This is the most excited I’ve been about a new recipe, I think ever. I’ve been baking this loaf for everyone I know, and they all think I’m a genius. When I tell them how easy it is, the typical answer is: “sure, easy for you.” But honestly, it is absolutely effortless!
So here's the scoop: Jim Lahey of the Sullivan Street Bakery in Manhattan came up with a revolutionary new way to make bread that doesn't require kneading and calls for only 1/4 tsp. of yeast. It was on the Times list of most emailed stories for about a week, and I’m sure every food blogger in the known universe has tried it, with what appears to be unanimously spectacular results.
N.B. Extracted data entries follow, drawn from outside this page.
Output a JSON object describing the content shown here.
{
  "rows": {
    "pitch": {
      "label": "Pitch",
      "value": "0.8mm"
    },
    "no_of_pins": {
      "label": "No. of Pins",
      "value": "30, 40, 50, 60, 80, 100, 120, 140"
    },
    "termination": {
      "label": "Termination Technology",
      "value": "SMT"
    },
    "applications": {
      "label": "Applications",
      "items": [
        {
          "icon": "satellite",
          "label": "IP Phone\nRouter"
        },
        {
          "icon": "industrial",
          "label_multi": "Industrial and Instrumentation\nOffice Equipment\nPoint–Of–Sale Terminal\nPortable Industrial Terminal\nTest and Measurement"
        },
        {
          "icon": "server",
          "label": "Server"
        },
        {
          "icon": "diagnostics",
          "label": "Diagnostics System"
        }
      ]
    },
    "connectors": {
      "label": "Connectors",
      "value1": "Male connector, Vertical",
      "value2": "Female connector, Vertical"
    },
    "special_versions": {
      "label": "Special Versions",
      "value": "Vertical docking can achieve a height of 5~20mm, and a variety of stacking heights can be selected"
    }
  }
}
I've made the loaf at least ten times now, and every time it’s been so beautiful I’ve taken pictures of it.
Innovations in bread making are rare; the method has been more or less the same for thousands of years, streamlined only by electric mixers with dough hooks and bread machines. What makes Jim's bread different is the ratio of water to flour: it's a very wet dough (about 42% water, which is at the extreme high end of the range that professional bakers use to create crisp crust and large, well-structured crumb) which couldn't be kneaded even if you wanted to. He then lets time do all the work; the long, slow rise develops the gluten in the same way kneading does in a few minutes. Gluten is formed when water comes into contact with flour, and according to Harold McGee, author of On Food and Cooking, gluten molecules are more mobile in a high proportion of water, and so can move into alignment easier and faster than if the dough were stiff.
Revolutionary idea #2 was to bake the bread in a heavy pot; ideally anything enamel, cast iron, Pyrex or ceramic. He suggests a Le Crueset pot, and that's what I use, except that it's a $20 knockoff from Winners that works every bit as well. Bread bakers go to great lengths to achieve the perfect crisp, crackling crust – expensive steam-injected ovens, ice cubes in a pan on the bottom rack, or spray bottles that you use to quickly and intermittently spray inside the oven door in an attempt to increase humidity as the crust develops. Lahey's way around this is to bake the bread in a heated pot, which creates a closed environment that traps the bread's own steam and creates a perfect crust. You don’t even need to grease it!
This is the sort of bread I’d buy at a high-end bakery, the kind I'm willing to pay the big bucks for. It requires absolutely no skill, and only a few minutes of actual work. And since all it contains is regular all-purpose flour, salt and a teeny bit of yeast (another good thing- all my homemade loaves tend to be too yeasty) it costs about 20 cents per loaf. It even keeps well, despite the fact that it contains no fat.